Sympathetic Vasoconstriction Is Potentiated in Arteries Caudal but Not Rostral to a Spinal Cord Transection in Rats

Sympathetic nerve-mediated contractions of mesenteric and tail arteries controlled by preganglionic neurones decentralized by a spinal cord injury (SCI) are potentiated, and likely contribute to autonomic dysreflexia. However, reactivity to the alpha(1)-adrenoceptor agonist phenylephrine has been reported to be enhanced in vascular beds controlled by preganglionic neurones lying both rostral and caudal to an SCI in vivo.

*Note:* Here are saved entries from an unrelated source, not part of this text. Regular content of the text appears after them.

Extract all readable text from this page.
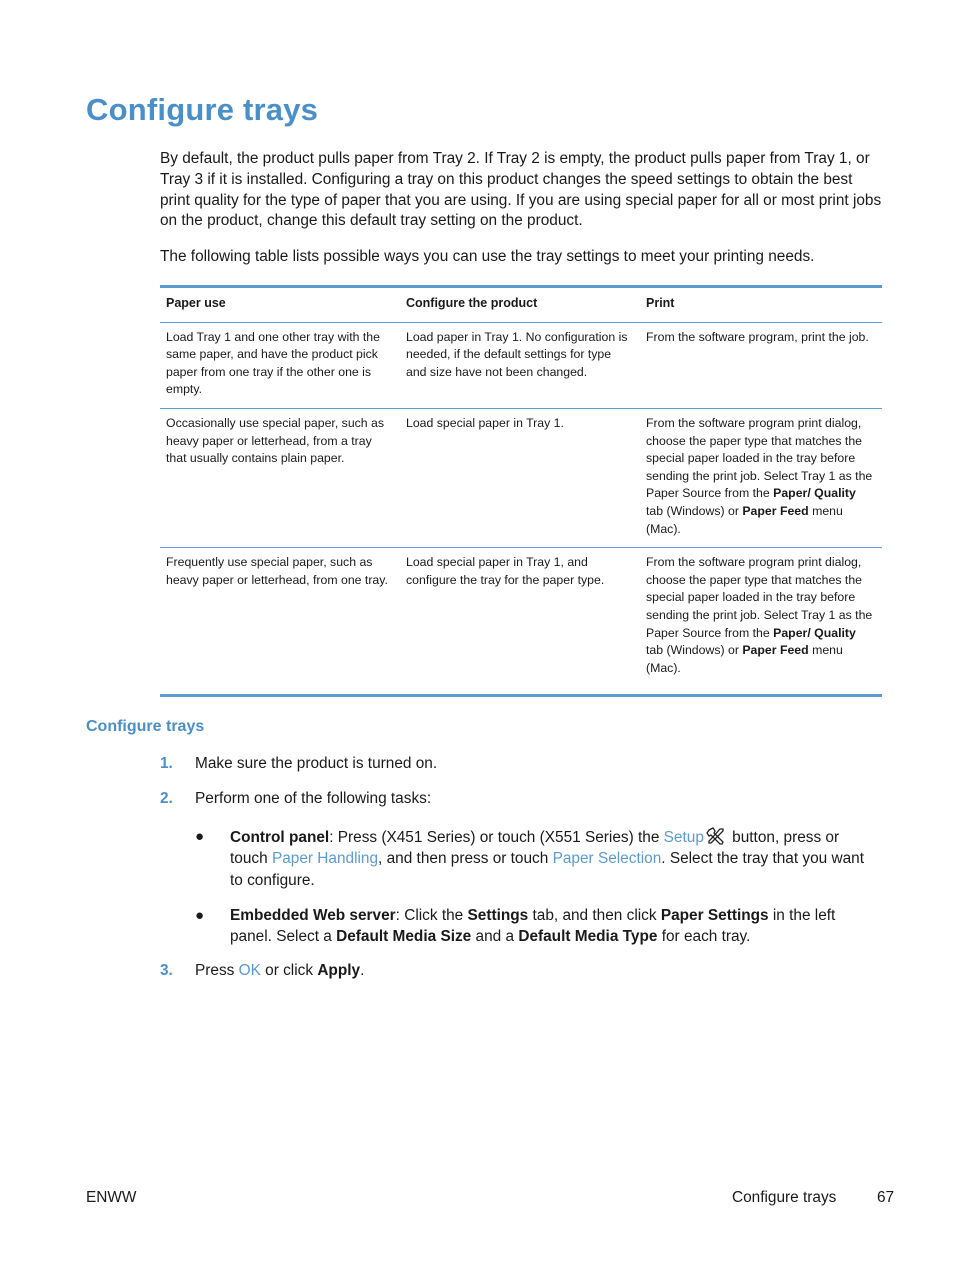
Configure trays

By default, the product pulls paper from Tray 2. If Tray 2 is empty, the product pulls paper from Tray 1, or Tray 3 if it is installed. Configuring a tray on this product changes the speed settings to obtain the best print quality for the type of paper that you are using. If you are using special paper for all or most print jobs on the product, change this default tray setting on the product.

The following table lists possible ways you can use the tray settings to meet your printing needs.

Paper use	Configure the product	Print
Load Tray 1 and one other tray with the same paper, and have the product pick paper from one tray if the other one is empty.	Load paper in Tray 1. No configuration is needed, if the default settings for type and size have not been changed.	From the software program, print the job.
Occasionally use special paper, such as heavy paper or letterhead, from a tray that usually contains plain paper.	Load special paper in Tray 1.	From the software program print dialog, choose the paper type that matches the special paper loaded in the tray before sending the print job. Select Tray 1 as the Paper Source from the Paper/ Quality tab (Windows) or Paper Feed menu (Mac).
Frequently use special paper, such as heavy paper or letterhead, from one tray.	Load special paper in Tray 1, and configure the tray for the paper type.	From the software program print dialog, choose the paper type that matches the special paper loaded in the tray before sending the print job. Select Tray 1 as the Paper Source from the Paper/ Quality tab (Windows) or Paper Feed menu (Mac).
Configure trays
1. Make sure the product is turned on.
2. Perform one of the following tasks:
● Control panel: Press (X451 Series) or touch (X551 Series) the Setup button, press or touch Paper Handling, and then press or touch Paper Selection. Select the tray that you want to configure.
● Embedded Web server: Click the Settings tab, and then click Paper Settings in the left panel. Select a Default Media Size and a Default Media Type for each tray.
3. Press OK or click Apply.
ENWW	Configure trays	67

Here responses of isometrically-mounted median and saphenous arteries isolated from rats 2 and 8 weeks after transection of the T4 spinal cord have been compared with those from sham-operated rats. After SCI, contractions of median arteries to perivascular nerve stimulation, to a-adrenoceptor agonists (phenylephrine and clonidine), to the P2X-purinoceptor agonist alpha,beta-methylene ATP, and to 60mM K(+) were unchanged. Blockade of nerve-evoked contractions by a-adrenoceptor antagonists (prazosin and idazoxan) was not affected by SCI in either the median or saphenous arteries. In contrast, at 2 and 8 weeks after SCI, nerve-evoked contractions of saphenous arteries were potentiated. Saphenous arteries were less sensitive to phenylephrine 8 weeks after SCI, and their contractions to 60mM K(+) were reduced. However, the sensitivity of saphenous arteries to clonidine was unchanged by SCI. Eight weeks after SCI, the reactivity of saphenous arteries to alpha,beta-methylene ATP was unchanged, but the P2-antagonist suramin produced more blockade of nerve-evoked contractions. These findings demonstrate that neurovascular transmission is enhanced in arteries located caudal, but not rostral, to a spinal transection. In the saphenous artery, the most likely explanation seems to be an increase in neurotransmitter release, as may occur in other inactive sympathetic pathways caudal to the lesion.